Wracając po całodziennej wyprawie pstrągowej dyskutowaliśmy z Andrzejem o wędkarstwie. Temat bardzo szybko zszedł na wędkarstwo w Internecie. Co to jest to wędkarstwo internetowe? Jak powinniśmy je rozumieć i jak definiować?

Przeglądając od ponad 2-3 lat zasoby wędkarskiej sieci, pojawiły się przede mną pewne prawidłowości, które charakteryzują ten specyficzny obszar. Na to wszystko nałożyłem coś więcej, a mianowicie rozkład statystyk dotyczących odwiedzin wędkarskich stron internetowych.

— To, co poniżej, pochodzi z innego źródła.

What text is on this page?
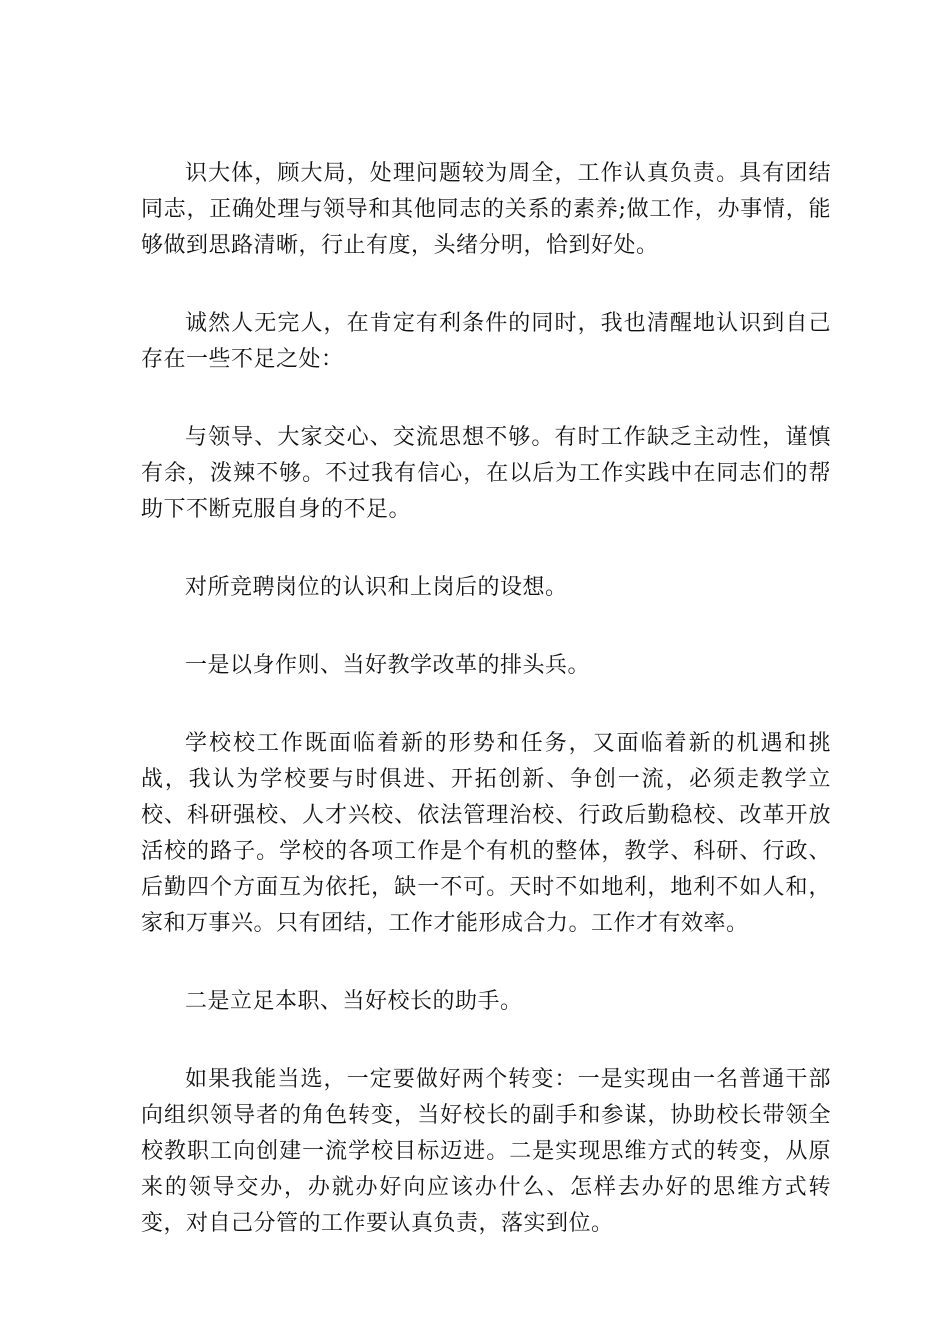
识大体，顾大局，处理问题较为周全，工作认真负责。具有团结同志，正确处理与领导和其他同志的关系的素养;做工作，办事情，能够做到思路清晰，行止有度，头绪分明，恰到好处。

诚然人无完人，在肯定有利条件的同时，我也清醒地认识到自己存在一些不足之处：

与领导、大家交心、交流思想不够。有时工作缺乏主动性，谨慎有余，泼辣不够。不过我有信心，在以后为工作实践中在同志们的帮助下不断克服自身的不足。

对所竞聘岗位的认识和上岗后的设想。

一是以身作则、当好教学改革的排头兵。

学校校工作既面临着新的形势和任务，又面临着新的机遇和挑战，我认为学校要与时俱进、开拓创新、争创一流，必须走教学立校、科研强校、人才兴校、依法管理治校、行政后勤稳校、改革开放活校的路子。学校的各项工作是个有机的整体，教学、科研、行政、后勤四个方面互为依托，缺一不可。天时不如地利，地利不如人和，家和万事兴。只有团结，工作才能形成合力。工作才有效率。

二是立足本职、当好校长的助手。

如果我能当选，一定要做好两个转变：一是实现由一名普通干部向组织领导者的角色转变，当好校长的副手和参谋，协助校长带领全校教职工向创建一流学校目标迈进。二是实现思维方式的转变，从原来的领导交办，办就办好向应该办什么、怎样去办好的思维方式转变，对自己分管的工作要认真负责，落实到位。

Wyniki tego wszystkiego mocno zastanawiają. Są co najmniej dziwne, a może nawet zawstydzające niektórych wędkarzy.


wędkarstwo

Wędkarz Internetowy.
Cała masa młodych chłopaków z wielkim zaangażowaniem śledzi po kilka wędkarskich for na raz. Uczestniczy w przedziwnych dyskusjach, które często wywoływane są z bardzo niejasnych przyczyn i inicjatyw. Mało mówi się o tam wędkarstwie, o rybach czy o taktyce i sposobach łowienia. W większości miejsc kluczem tematów jest sprzęt, przynęty, ubrania, czyli w moim rozumieniu elementy dodatkowe w wędkarstwie. Gdzie są te ryby na które tak mocno polujemy? Gdzie są innowacyjne sposoby łowienia? Gdzie jest prawdziwe wędkarstwo? No właśnie! To dzisiaj wydaje się temat poboczny. Teraz ponad okonia ważniejsza jest przynęta na którą można go złowić, żyłka czy plecionka no i oczywiście najlepszy na świecie kij za min. 1500 zł. Wędkarze łowiący w Internecie sami czasem mówią: „...w ubiegłym roku nic nie połowiłem”, „…na ryby nie chodzę bo zimno i woda za wysoka”, „…a ostatnio nawet przeczytałem, że powodem braku połowów jest zły kij”. To dramatyczna sprawa... Jednak z drugiej strony, właśnie Ci sami wędkarze, którzy sezon rozpoczynają w maju a kończą w sierpniu i byli 15 razy na rybach w sezonie, są największymi fachowcami. Tworzą wielkie i jedynie słuszne teorie, budują autorytety 18 letnich wędkarzy. To właśnie moc Internetu. Moc aparatu cyfrowego i całodobowego dostępu do sieci.
Rozmawiając z wędkarzami mającymi za sobą 40 wiosen nad wodą, słyszę od nich opinie bardzo drastyczne. Często właśnie moi koledzy mówią, że nie odwiedzają stron wędkarskich, bo nie ma w nich wędkarstwa, a jest jedynie kłótnia, przepychanka i chwalenie się długością... Zapewniam, że nie ryby.


spinning
Wędkarstwo w Internecie

Wędkarska fotografia.
Według mnie to wielkie niebezpieczeństwo dla naszych ryb. Piękne fotki, wielkie ryby i cudowne krajobrazy, to najlepszy smak. Tylko dlaczego to wszystko poszło w stronę fotografowania ledwo wymiarowych szczupaczków, leżących na kamieniach, trzymanych kurczowo w łapie? Po co chwalić się 60-centymetrowym boleniem czy klenikiem długim na 30cm? To rybie trupy. Dobrze! Chcesz zabrać rybę na kolację? Zrób jej 3 szybkie fotki i natychmiast zabij. To jest wędkarstwo a nie szkoła fotografii. To jest nasza męska, brutalna zabawa, nasza pasja oparta na łowiectwie. Tak się stało, że mam dwóch kolegów, którzy zajmują się zawodowo fotografią. Wiele razy rozmawiałem z nimi o tym, jak to naprawdę jest z profesjonalnymi zdjęciami wędkarskimi. Obydwaj zgadzają się co do tego, że kluczem w całości jest ryba. To ona jest najważniejsza, a nie sama fotka. Cała operacja zrobienia dobrej jakości zdjęć nie powinna trwać więcej niż jedną minutę, a w tym czasie ryba musi być traktowana bardzo delikatnie.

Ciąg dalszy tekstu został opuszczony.